Editorial from the June 1947 issue of the Socialist Standard
By its National Service Bill the Labour Government, abandoning the Labour Party’s long proclaimed objection to peace-time conscription, is continuing compulsory military service at least for several years. In the early part of 1939, when the Chamberlain government introduced the Military Training Act in order to prepare for the war that was seen to be likely, the Labour Party reaffirmed its “uncompromising opposition to conscription” and expressed its preference for the “voluntary system." Now the Labour Government, using precisely the same excuses, the failure of the voluntary recruiting campaign, the need to “maintain a reasonable state of preparedness in case we should be engaged in a future war” (Mr. Isaacs, Hansard, 31/3/47, column 1675) does exactly what it denounced the Chamberlain Government for doing. This has not been well received among members of the Labour Party, many of whom feel that something must be wrong with Labour Government policy that the detested expedient of conscription should be necessary. This uneasiness found expression in the refusal of a large number of Labour M.P.s to vote for the Bill while protesting their loyalty to the Labour Government and to its measures other than this one.
Surprising as it may seem to those who do not think clearly the action of the "rebel” M.P.s is entirely illogical. They support Labour Government, but seek to escape responsibility for what all its supporters are committed to doing.
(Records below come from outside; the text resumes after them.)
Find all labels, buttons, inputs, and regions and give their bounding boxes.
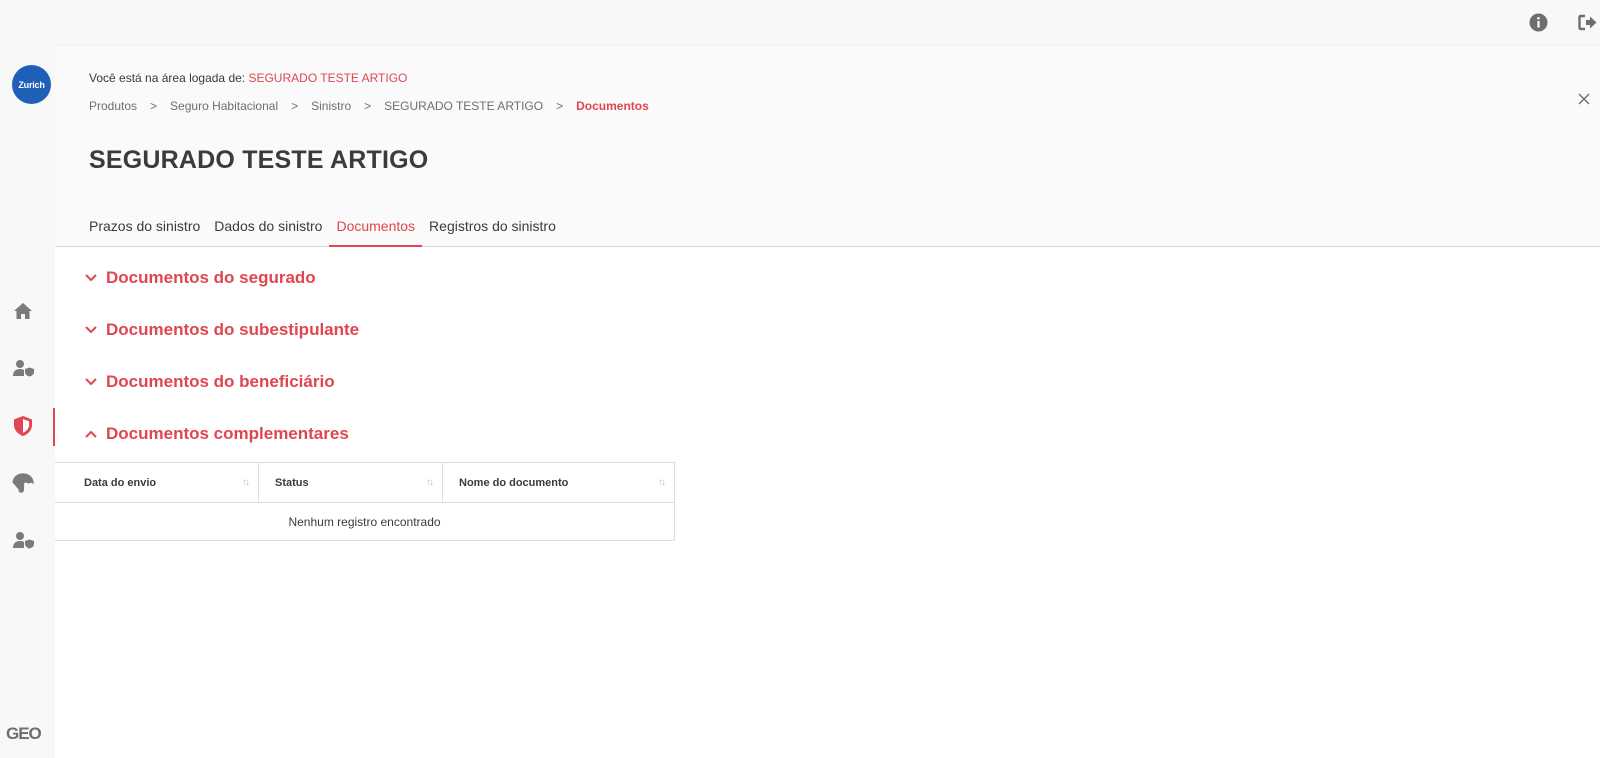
logout-icon[interactable] bbox=[1578, 12, 1598, 32]
empty-table-message: Nenhum registro encontrado bbox=[288, 514, 441, 529]
geo-logo: GEO bbox=[6, 724, 42, 743]
column-header-status[interactable]: Status ↑↓ bbox=[259, 463, 443, 502]
tab-documentos[interactable]: Documentos bbox=[329, 217, 423, 247]
nav-active-indicator bbox=[53, 408, 55, 446]
umbrella-icon[interactable] bbox=[11, 471, 35, 495]
page-header: Você está na área logada de: SEGURADO TE… bbox=[55, 47, 1600, 247]
section-documentos-do-beneficiario[interactable]: Documentos do beneficiário bbox=[85, 370, 335, 394]
chevron-down-icon bbox=[85, 324, 97, 336]
sidebar: Zurich GEO bbox=[0, 0, 55, 758]
column-label: Status bbox=[275, 476, 309, 489]
zurich-logo[interactable]: Zurich bbox=[12, 65, 51, 104]
breadcrumb-item-segurado[interactable]: SEGURADO TESTE ARTIGO bbox=[384, 99, 543, 113]
tab-bar: Prazos do sinistro Dados do sinistro Doc… bbox=[89, 217, 563, 247]
column-header-nome-do-documento[interactable]: Nome do documento ↑↓ bbox=[443, 463, 674, 502]
breadcrumb-separator: > bbox=[150, 99, 158, 113]
section-title: Documentos do subestipulante bbox=[106, 320, 360, 339]
chevron-down-icon bbox=[85, 376, 97, 388]
logged-user-name: SEGURADO TESTE ARTIGO bbox=[248, 71, 408, 85]
breadcrumb-separator: > bbox=[556, 99, 564, 113]
table-header: Data do envio ↑↓ Status ↑↓ Nome do docum… bbox=[55, 463, 674, 503]
section-documentos-complementares[interactable]: Documentos complementares bbox=[85, 422, 349, 446]
section-title: Documentos do beneficiário bbox=[106, 372, 335, 391]
logged-prefix: Você está na área logada de: bbox=[89, 71, 249, 85]
breadcrumb: Produtos > Seguro Habitacional > Sinistr… bbox=[89, 99, 649, 113]
home-icon[interactable] bbox=[11, 299, 35, 323]
user-shield-icon[interactable] bbox=[11, 356, 35, 380]
logged-area-text: Você está na área logada de: SEGURADO TE… bbox=[89, 71, 407, 85]
sort-icon[interactable]: ↑↓ bbox=[242, 477, 250, 488]
tab-registros-do-sinistro[interactable]: Registros do sinistro bbox=[422, 217, 563, 247]
section-title: Documentos complementares bbox=[106, 424, 349, 443]
section-documentos-do-subestipulante[interactable]: Documentos do subestipulante bbox=[85, 318, 359, 342]
shield-icon[interactable] bbox=[11, 414, 35, 438]
column-header-data-do-envio[interactable]: Data do envio ↑↓ bbox=[55, 463, 259, 502]
chevron-down-icon bbox=[85, 272, 97, 284]
section-documentos-do-segurado[interactable]: Documentos do segurado bbox=[85, 266, 316, 290]
column-label: Data do envio bbox=[84, 476, 157, 489]
close-icon[interactable] bbox=[1576, 91, 1592, 107]
user-shield-icon[interactable] bbox=[11, 528, 35, 552]
breadcrumb-item-sinistro[interactable]: Sinistro bbox=[311, 99, 351, 113]
sort-icon[interactable]: ↑↓ bbox=[426, 477, 434, 488]
chevron-up-icon bbox=[85, 428, 97, 440]
documents-table: Data do envio ↑↓ Status ↑↓ Nome do docum… bbox=[55, 462, 675, 541]
page-title: SEGURADO TESTE ARTIGO bbox=[89, 146, 429, 174]
sort-icon[interactable]: ↑↓ bbox=[658, 477, 666, 488]
breadcrumb-separator: > bbox=[291, 99, 299, 113]
tab-dados-do-sinistro[interactable]: Dados do sinistro bbox=[207, 217, 329, 247]
top-bar bbox=[55, 0, 1600, 46]
tab-prazos-do-sinistro[interactable]: Prazos do sinistro bbox=[89, 217, 207, 247]
column-label: Nome do documento bbox=[459, 476, 569, 489]
breadcrumb-item-seguro-habitacional[interactable]: Seguro Habitacional bbox=[170, 99, 278, 113]
section-title: Documentos do segurado bbox=[106, 268, 316, 287]
info-icon[interactable] bbox=[1528, 12, 1548, 32]
breadcrumb-separator: > bbox=[364, 99, 372, 113]
breadcrumb-item-documentos: Documentos bbox=[576, 99, 649, 113]
breadcrumb-item-produtos[interactable]: Produtos bbox=[89, 99, 137, 113]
The Labour Government is in office to administer the capitalist system and its freedom of action is strictly limited by that responsibility. Capitalism necessarily involves entering into the struggle for world markets, and for the control of colonies and strategic points, and that struggle leads in the last resort to war. “The cause of war is the struggle of vast private interests for markets,” (Labour Party pamphlet “Labour’s Call to Youth,” 1933). It is true that the Labour Party cherished the illusion that it could find a conciliatory foreign policy that would avoid international tension and rivalry but capitalism pays no heed to the good intentions of its administrators. The Labour Government is committed to maintaining the British colonial empire and is waging a life and death struggle to secure a vast increase in British exports—with the loyal support of most of the M.P.s who draw back from providing the means of war through conscription.
In the pamphlet quoted above the Labour Party declared
“We do not believe that patriotism involves the retention of vast armed forces in order that we can parade our power before the world . . . We repudiate the methods of imperialism and exploitation, and shall earnestly seek the freedom of those nations now subjected to the tyranny of arrogant empire-building governments . . . The elimination of competition and a policy of friendly co-operation with other nations to secure a fair distribution of markets and room for the expansion of population will alone make war an obsolete instrument of human policy.”
They were deceiving themselves as the past 18 months of Labour government have shown. The only means of ending war is to end capitalism and introduce socialism.
Early in 1939 when the Labour Party was proclaiming its uncompromising opposition to the peace-time conscription that it is now imposing, the S.P.G.B. also issued a statement, “The Socialist and Conscription.” The following extract from that statement show how different is the attitude of the socialist and show, too, why it has never been necessary for the S.P.G.B. to change its attitude on the spurious plea that circumstances have changed.
“The opposition of the Socialist Party of Great Britain is not that of the Pacifists, though all thoughtful men and women will recognise the weight of the observation that 'not one evil that is professed to be avoided by war is greater than war itself.’ The pacifist—unless he seeks the overthrow of capitalism—is in the position of accepting the competitive social system which necessarily breeds bitter rivalries and of thinking at the same time that the rivalries can be settled by amicable discussion at the council table. Nor does the Socialist merely object to that form of compulsion known as conscription. There is little difference between the compulsion of the law which takes the conscript and the compulsion of unemployment which drives 'volunteers' to enlist. It has been truly said by a well-known advocate of conscription that 'nearly all our so-called volunteers for the Regular Army are hunger-conscripts'."
"The Socialist is opposed to conscription because he is opposed to the capitalist war for which the armed forces, whether volunteer, professional or conscript, are wanted.”
"The Socialist Party declares its opposition not only to conscription but to capitalist war and to capitalism itself.”